His first encounter occurred in 2002 when he saw "Star Wars: Episode II -- Attack of the Clones" while working part time at a movie theater and was dazzled by the film's space battles and computer-generated special effects.

But what most caught his eye were the weapons used by the Jedi Knights and, desperate to have one himself, he bought a toy lightsaber from the series' official site.

He discovered, however, that it was not as bright as those in the movie and broke easily when used in a pretend sword fight. So he decided to build one for himself using the handle of a broom.

It took six years of trial and error before perfecting his design, and he even changed his university path during the process and chose to major in optoelectronics in pursuit of his lightsaber dream.

After countless experiments, he found that LEDs were the best light source for a lightsaber.

His creations use a string of small LEDs that extend over the full length of the blade. The string is divided into several individually powered segments that can be turned on in sequence to create a scrolling effect similar to the lightsabers in the movies.

(Photo courtesy of the Presidential Office)

To make these weapons even more realistic, he installed a soundboard in the hilt of his lightsabers, giving the devices the motion sensor-controlled sound effects that simulate clashing and battle impact sounds.

Tsai originally built the lightsabers just for fun, but that changed when short clips of him and his friends playing with them appeared on YouTube.

The videos were an immediate hit, and people from around the world started to email him hoping to buy one, starting a business that has become a full-time vocation.

His lightsabers are a little more expensive than those sold on the official website, but that has not dampened demand because of the high quality of his product and his ability to tailor the device to customer requests.

The lightsaber maker said it usually takes him one and a half days to make a laser blade and he now gets about a dozen orders a month, with 70 to 80 percent coming from the U.S. and European countries.

Life-changing experience

As a person who turned his favorite toy into a long-term career, Tsai said Star Wars has changed his life.

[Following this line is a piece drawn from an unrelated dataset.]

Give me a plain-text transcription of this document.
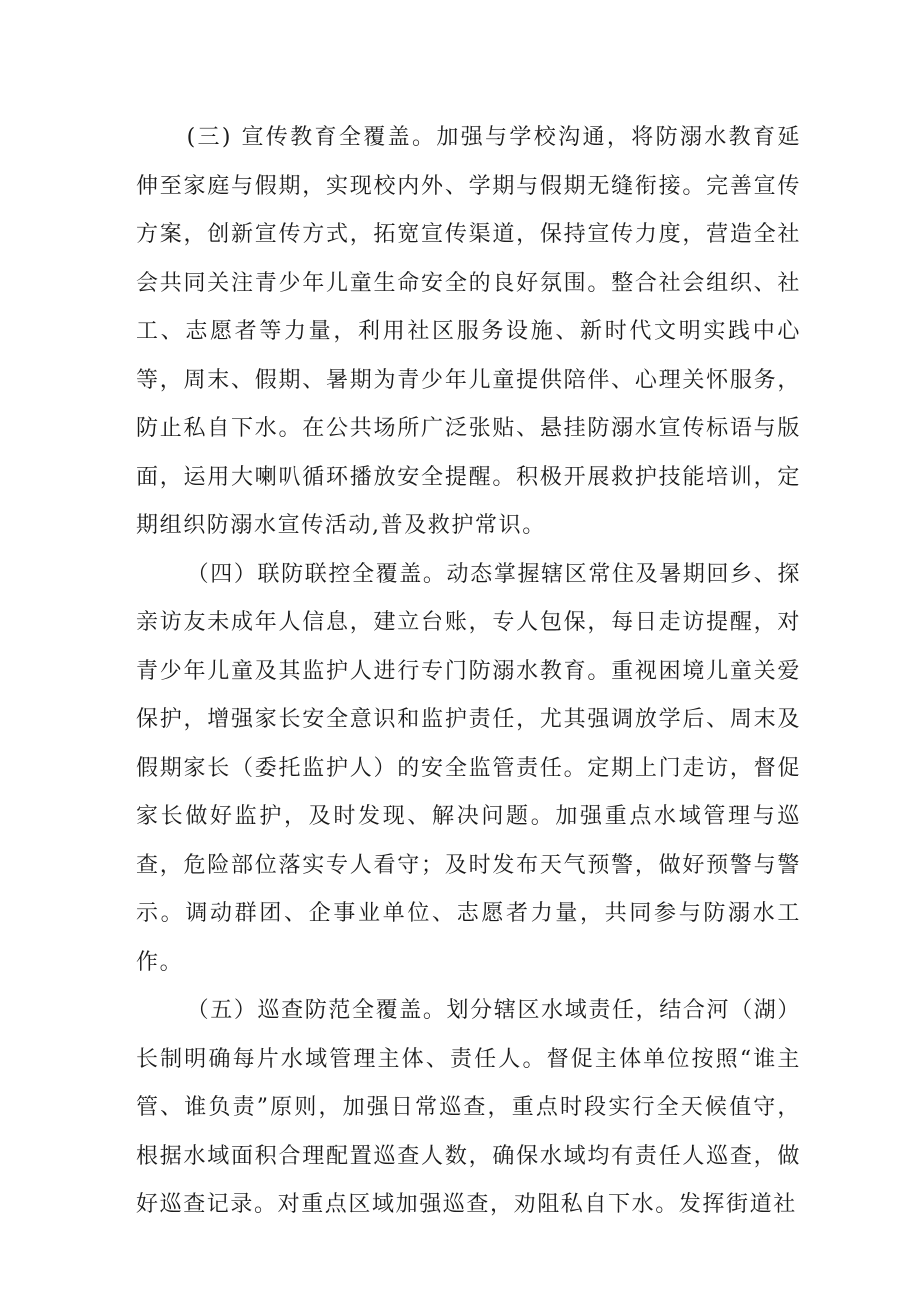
(三) 宣传教育全覆盖。加强与学校沟通，将防溺水教育延伸至家庭与假期，实现校内外、学期与假期无缝衔接。完善宣传方案，创新宣传方式，拓宽宣传渠道，保持宣传力度，营造全社会共同关注青少年儿童生命安全的良好氛围。整合社会组织、社工、志愿者等力量，利用社区服务设施、新时代文明实践中心等，周末、假期、暑期为青少年儿童提供陪伴、心理关怀服务，防止私自下水。在公共场所广泛张贴、悬挂防溺水宣传标语与版面，运用大喇叭循环播放安全提醒。积极开展救护技能培训，定期组织防溺水宣传活动,普及救护常识。

（四）联防联控全覆盖。动态掌握辖区常住及暑期回乡、探亲访友未成年人信息，建立台账，专人包保，每日走访提醒，对青少年儿童及其监护人进行专门防溺水教育。重视困境儿童关爱保护，增强家长安全意识和监护责任，尤其强调放学后、周末及假期家长（委托监护人）的安全监管责任。定期上门走访，督促家长做好监护，及时发现、解决问题。加强重点水域管理与巡查，危险部位落实专人看守；及时发布天气预警，做好预警与警示。调动群团、企事业单位、志愿者力量，共同参与防溺水工作。

（五）巡查防范全覆盖。划分辖区水域责任，结合河（湖）长制明确每片水域管理主体、责任人。督促主体单位按照“谁主管、谁负责”原则，加强日常巡查，重点时段实行全天候值守，根据水域面积合理配置巡查人数，确保水域均有责任人巡查，做好巡查记录。对重点区域加强巡查，劝阻私自下水。发挥街道社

Now, aside from building lightsabers, he also regularly organizes Star Wars fan meetings each month with cosplayers dressing like Star Wars characters. They also regularly visit hospitals for charity events to inspire kids with rare illnesses.

Tsai admitted there is a challenge that could be daunting -- finding a way next year to top the success of this year's Star Wars Day at the Presidential Office.

"But we'll come up with something next year, don't worry," he said.